妹島:そうですね。私がヨーロッパのコンペに呼ばれ始めた24〜25年ほど前は、空間の外と中が自然につながったほうがいいといった考え方はあまり理解されていなかったかもしれません。当時は、空間がつながっていく場所を作りたいと思い、「オープン」という言葉を使っていたのですが、その考えがあまりうまく伝わらず、「開く」という言葉をそのように翻訳した自分が間違っているのかな、と思っていました。10年ほどたつと、多くの人が「オープン」という言葉を使い始めまして、「ああ、そうか」と思いましたが(笑)。
須賀:そうなんですね(笑)。
妹島:最初にヨーロッパのコンペに呼ばれたときは、ヨーロッパのスタンダードな考え方とは違ったことを提示しそうなオプションの1つとして、自分が呼ばれたのだと思っていました。境界がなく、空間がつながっていくということはつまり、人間同士、もっと関係を持ちましょうよ、ということなのですが、いまでは、その考え方もごく一般的なものになったと感じます。
自分たちを「特殊化」することはできない
須賀:日本は、グローバルの最先端の文化やトレンドを自分たちの文脈で取り込んで新たなモノを作り出してきましたが、その過程で日本人は、日本型や日本版というフレーズを使って自分たちを特殊化したがるような傾向を感じます。一方で、本当に世の中を変えたい、グローバルなトレンドを変えたいと思ったときには、日本だけの特殊論にとどまっているだけでは不十分ですよね。

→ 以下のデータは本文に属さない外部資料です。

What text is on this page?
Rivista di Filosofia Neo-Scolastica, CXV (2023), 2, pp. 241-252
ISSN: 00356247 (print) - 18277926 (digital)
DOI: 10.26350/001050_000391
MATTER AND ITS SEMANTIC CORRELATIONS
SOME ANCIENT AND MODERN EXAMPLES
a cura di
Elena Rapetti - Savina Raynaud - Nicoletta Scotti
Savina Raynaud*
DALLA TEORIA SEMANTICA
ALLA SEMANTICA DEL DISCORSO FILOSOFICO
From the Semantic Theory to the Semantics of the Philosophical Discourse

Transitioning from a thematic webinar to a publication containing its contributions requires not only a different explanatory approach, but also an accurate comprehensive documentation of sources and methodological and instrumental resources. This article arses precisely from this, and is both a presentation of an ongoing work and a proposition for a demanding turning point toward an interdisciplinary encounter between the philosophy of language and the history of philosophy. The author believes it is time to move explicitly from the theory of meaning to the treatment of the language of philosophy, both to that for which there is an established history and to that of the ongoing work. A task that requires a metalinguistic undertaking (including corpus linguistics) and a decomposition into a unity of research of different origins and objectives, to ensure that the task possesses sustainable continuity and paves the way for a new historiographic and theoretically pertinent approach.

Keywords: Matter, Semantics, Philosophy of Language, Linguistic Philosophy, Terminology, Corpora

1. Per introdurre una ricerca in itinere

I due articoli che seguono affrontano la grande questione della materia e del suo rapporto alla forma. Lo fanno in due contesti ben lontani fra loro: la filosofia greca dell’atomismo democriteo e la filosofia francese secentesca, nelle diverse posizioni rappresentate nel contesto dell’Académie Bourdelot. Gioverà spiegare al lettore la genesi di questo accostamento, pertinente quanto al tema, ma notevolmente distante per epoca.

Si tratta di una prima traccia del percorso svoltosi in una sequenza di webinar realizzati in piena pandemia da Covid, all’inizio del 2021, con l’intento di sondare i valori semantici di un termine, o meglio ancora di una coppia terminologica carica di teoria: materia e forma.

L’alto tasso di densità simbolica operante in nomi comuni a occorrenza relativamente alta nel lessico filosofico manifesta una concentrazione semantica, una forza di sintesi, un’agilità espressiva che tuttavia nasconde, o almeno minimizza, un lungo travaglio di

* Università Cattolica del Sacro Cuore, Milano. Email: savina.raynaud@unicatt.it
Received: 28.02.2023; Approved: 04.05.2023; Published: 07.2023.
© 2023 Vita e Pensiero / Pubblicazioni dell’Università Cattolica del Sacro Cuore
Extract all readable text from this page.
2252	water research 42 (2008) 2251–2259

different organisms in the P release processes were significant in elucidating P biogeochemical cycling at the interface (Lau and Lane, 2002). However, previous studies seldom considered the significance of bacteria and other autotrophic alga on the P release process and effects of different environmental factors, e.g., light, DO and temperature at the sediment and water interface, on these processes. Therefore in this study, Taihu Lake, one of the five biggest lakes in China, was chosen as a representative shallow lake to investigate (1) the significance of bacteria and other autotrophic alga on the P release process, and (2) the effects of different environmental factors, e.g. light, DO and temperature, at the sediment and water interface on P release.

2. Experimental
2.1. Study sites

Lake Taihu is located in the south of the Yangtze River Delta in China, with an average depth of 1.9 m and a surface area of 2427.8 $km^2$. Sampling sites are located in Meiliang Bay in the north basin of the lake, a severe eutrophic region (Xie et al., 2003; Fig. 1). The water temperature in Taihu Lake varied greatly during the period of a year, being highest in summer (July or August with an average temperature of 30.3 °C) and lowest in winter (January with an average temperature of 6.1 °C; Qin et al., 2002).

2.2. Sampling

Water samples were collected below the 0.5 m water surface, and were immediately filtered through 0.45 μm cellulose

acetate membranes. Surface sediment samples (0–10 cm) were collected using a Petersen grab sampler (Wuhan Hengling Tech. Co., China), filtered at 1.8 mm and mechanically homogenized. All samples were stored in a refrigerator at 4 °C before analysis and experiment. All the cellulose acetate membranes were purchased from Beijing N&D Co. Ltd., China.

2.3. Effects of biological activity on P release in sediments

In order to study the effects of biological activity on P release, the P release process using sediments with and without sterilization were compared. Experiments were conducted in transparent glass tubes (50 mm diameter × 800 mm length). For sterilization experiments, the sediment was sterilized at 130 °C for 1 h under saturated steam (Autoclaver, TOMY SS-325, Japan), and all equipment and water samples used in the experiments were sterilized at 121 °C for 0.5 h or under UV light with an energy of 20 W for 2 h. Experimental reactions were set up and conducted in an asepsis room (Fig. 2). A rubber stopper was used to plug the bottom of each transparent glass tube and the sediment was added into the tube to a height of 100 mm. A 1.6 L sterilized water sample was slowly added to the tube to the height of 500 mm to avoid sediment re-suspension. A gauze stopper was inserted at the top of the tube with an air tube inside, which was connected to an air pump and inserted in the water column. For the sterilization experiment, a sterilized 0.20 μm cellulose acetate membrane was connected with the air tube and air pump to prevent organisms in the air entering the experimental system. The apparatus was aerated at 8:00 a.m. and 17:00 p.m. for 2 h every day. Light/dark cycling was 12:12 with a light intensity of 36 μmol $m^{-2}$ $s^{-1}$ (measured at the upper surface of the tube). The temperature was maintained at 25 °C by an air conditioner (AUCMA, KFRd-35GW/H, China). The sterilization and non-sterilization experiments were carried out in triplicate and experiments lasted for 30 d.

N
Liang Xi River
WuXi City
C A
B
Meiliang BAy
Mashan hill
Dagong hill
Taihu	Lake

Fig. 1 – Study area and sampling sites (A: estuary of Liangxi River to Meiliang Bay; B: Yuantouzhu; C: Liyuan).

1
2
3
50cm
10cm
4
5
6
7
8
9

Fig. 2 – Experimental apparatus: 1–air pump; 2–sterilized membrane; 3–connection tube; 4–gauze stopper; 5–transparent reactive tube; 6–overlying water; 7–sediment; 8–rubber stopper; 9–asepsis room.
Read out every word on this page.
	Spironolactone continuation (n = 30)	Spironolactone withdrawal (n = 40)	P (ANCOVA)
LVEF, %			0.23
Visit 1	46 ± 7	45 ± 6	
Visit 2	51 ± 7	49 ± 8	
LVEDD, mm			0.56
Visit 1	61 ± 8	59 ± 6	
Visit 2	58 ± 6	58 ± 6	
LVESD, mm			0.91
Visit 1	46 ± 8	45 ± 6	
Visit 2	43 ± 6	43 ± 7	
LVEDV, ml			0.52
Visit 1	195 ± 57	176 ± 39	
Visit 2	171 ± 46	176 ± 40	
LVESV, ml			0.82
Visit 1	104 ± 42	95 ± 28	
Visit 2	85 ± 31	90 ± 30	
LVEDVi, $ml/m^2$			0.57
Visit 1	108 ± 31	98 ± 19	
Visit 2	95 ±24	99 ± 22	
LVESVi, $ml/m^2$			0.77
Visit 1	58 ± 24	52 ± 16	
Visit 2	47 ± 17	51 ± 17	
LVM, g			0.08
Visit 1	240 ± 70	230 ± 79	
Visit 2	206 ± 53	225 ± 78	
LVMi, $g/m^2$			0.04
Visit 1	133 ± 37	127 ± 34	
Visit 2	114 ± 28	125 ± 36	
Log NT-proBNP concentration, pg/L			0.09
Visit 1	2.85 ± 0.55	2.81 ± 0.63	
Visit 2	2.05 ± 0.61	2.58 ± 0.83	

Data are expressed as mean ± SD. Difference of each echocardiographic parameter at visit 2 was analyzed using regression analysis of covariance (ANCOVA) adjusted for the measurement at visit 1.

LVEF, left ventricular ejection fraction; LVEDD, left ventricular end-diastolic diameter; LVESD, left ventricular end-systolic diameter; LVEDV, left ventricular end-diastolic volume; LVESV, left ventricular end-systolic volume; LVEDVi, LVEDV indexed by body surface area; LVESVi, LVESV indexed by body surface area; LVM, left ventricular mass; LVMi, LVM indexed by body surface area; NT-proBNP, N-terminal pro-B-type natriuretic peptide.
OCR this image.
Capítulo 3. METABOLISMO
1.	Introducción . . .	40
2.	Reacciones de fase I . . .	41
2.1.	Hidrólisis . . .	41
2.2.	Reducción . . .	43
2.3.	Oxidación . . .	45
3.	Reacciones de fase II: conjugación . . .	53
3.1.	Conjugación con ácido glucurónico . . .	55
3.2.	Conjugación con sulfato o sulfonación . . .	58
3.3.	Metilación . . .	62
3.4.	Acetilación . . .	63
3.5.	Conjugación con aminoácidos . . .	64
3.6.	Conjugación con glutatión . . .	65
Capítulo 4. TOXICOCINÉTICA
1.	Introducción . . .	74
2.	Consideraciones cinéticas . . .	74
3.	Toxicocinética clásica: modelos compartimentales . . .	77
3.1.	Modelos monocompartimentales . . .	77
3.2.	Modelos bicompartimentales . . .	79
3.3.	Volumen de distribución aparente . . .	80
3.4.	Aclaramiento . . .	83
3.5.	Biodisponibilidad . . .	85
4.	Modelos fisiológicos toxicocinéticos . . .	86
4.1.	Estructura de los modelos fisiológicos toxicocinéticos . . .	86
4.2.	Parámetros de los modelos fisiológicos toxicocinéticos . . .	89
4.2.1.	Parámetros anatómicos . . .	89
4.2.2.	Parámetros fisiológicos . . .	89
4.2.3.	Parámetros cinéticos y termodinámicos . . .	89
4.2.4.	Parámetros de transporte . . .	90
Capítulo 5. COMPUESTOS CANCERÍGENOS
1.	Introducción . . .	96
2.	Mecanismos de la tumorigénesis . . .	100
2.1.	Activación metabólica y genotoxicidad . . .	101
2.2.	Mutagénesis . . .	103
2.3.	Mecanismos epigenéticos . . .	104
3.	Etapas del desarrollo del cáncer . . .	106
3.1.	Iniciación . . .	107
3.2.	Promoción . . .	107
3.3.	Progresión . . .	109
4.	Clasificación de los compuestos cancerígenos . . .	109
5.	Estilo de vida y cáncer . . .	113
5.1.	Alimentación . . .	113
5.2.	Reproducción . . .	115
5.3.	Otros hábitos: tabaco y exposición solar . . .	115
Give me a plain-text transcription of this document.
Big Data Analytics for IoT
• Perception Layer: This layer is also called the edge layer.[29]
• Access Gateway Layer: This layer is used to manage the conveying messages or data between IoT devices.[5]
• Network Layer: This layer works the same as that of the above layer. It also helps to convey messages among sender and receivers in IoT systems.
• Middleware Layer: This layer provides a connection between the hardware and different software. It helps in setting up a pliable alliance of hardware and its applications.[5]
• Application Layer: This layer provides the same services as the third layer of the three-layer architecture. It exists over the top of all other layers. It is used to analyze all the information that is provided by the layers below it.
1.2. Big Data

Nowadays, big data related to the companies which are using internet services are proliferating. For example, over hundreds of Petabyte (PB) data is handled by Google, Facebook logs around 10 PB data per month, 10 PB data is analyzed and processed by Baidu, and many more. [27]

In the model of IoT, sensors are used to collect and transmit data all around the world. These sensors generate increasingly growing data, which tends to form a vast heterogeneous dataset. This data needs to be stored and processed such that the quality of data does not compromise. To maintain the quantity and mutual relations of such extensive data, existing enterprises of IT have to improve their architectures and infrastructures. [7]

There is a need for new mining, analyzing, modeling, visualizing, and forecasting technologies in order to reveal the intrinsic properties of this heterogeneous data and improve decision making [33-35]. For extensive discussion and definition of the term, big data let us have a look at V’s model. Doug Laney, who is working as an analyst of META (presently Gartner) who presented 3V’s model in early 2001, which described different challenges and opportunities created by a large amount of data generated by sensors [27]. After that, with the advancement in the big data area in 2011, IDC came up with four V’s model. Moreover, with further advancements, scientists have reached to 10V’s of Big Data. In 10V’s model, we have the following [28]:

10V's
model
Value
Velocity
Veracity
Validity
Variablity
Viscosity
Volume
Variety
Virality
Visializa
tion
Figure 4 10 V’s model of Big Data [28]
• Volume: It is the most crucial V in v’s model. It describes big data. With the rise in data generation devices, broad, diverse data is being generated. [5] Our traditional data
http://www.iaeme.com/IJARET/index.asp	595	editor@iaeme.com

妹島:そうですね。これは逆のケースかもしれませんが、昔、「コム デ ギャルソン」を作り上げた日本人の川久保玲さんが発表された考え方やスタイルに刺激を受けて、次の世代のヨーロッパのデザイナーがそれを彼らの伝統の上に発展させたと感じられる動きに出会い、考えさせられました。つまり、何か支配的な1つの考え方やスタイルがあるというよりは、多様な文脈が折り重なっているというのが正しい言い方なのだと思います。何事もさまざまな文脈や関係性の上に成り立つものですから、自分たちを特殊化するというのはどうしたってできないことです。